On Wednesday Darmanin, who raised hackles by questioning why supermarkets had separate halal and kosher food aisles, said the swoop on the mosques was “a massive and unprecedented action against separatism”.
“In the coming days, these places of worship suspected of separatism will be inspected. Those that should be closed, will be,” he said.
According to an interior ministry document leaked to Le Figaro newspaper, the 76 targeted mosques include 18 of particular concern, eight of which are in the greater Paris area. Two of these, in the Seine-Saint-Denis banlieue, home to a large number of France’s north African community, have already been ordered to close and a third has been flagged up by the country’s security commission.
“Until now, the state has focused on radicalisation and terrorism. Now we’re also going to attack the breeding grounds of terrorism, where people create the intellectual and cultural space for secession and imposing their values,” Darmanin told Le Figaro.
France has the largest Muslim population in western Europe. It is illegal in France to draw up statistics based on race or religion, but the Islamic community is estimated to number about 6 million people.
Darmanin officially announced the dissolving of the high-profile Muslim organisation the Collective Against Islamophobia in France (CCIF), which the government accuses of spreading Islamist propaganda.
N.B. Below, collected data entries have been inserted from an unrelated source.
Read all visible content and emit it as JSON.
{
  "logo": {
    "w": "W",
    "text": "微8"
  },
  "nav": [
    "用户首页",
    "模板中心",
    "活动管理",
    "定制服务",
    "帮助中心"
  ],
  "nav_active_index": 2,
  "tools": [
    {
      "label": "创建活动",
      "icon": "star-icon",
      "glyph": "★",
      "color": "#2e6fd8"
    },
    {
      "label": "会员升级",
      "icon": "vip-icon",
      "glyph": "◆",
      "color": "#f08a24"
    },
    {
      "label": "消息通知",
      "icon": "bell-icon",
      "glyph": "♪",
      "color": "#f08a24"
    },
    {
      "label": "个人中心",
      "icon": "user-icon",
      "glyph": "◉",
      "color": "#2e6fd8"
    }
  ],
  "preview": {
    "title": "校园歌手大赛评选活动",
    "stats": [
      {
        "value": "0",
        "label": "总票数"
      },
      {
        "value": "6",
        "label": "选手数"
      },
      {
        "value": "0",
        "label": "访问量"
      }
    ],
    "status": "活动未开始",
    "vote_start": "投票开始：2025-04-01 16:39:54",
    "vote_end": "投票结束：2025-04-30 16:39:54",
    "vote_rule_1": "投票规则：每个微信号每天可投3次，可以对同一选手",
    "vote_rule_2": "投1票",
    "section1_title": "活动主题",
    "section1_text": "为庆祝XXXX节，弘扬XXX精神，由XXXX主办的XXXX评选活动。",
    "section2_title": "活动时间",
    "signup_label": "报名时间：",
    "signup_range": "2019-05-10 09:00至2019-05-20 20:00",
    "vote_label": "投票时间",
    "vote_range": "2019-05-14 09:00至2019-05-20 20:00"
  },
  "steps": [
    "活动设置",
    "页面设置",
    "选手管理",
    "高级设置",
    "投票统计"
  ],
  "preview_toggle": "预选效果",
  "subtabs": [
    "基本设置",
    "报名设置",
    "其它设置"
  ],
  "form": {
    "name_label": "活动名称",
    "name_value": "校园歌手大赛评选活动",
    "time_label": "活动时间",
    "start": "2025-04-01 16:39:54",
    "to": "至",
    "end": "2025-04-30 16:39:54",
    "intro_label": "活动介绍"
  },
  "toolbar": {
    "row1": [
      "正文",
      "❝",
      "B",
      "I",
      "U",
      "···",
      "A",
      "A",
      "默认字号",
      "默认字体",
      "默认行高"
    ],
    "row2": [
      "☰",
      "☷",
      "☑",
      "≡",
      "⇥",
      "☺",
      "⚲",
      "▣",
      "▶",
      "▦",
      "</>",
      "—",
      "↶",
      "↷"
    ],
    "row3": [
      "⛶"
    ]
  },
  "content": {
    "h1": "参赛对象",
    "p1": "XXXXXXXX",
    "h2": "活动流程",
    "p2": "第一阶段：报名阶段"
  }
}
The CCIF accused the minister of having “given in to the calls of the far right”.
In October, after a Chechen terrorist allegedly beheaded the schoolteacher Samuel Paty, who had shown controversial caricatures from the satirical newspaper Charlie Hebdo to a class of pupils, Darmanin ordered the closing of a mosque in Pantin, north-east of Paris, for six months, accusing it of whipping up a campaign against the teacher.
At the time, William Bourdon, a lawyer who lodged an unsuccessful challenge to the closure order, said shutting the mosque was “a very serious error” that risked “marginalising thousands and thousands of worshippers”.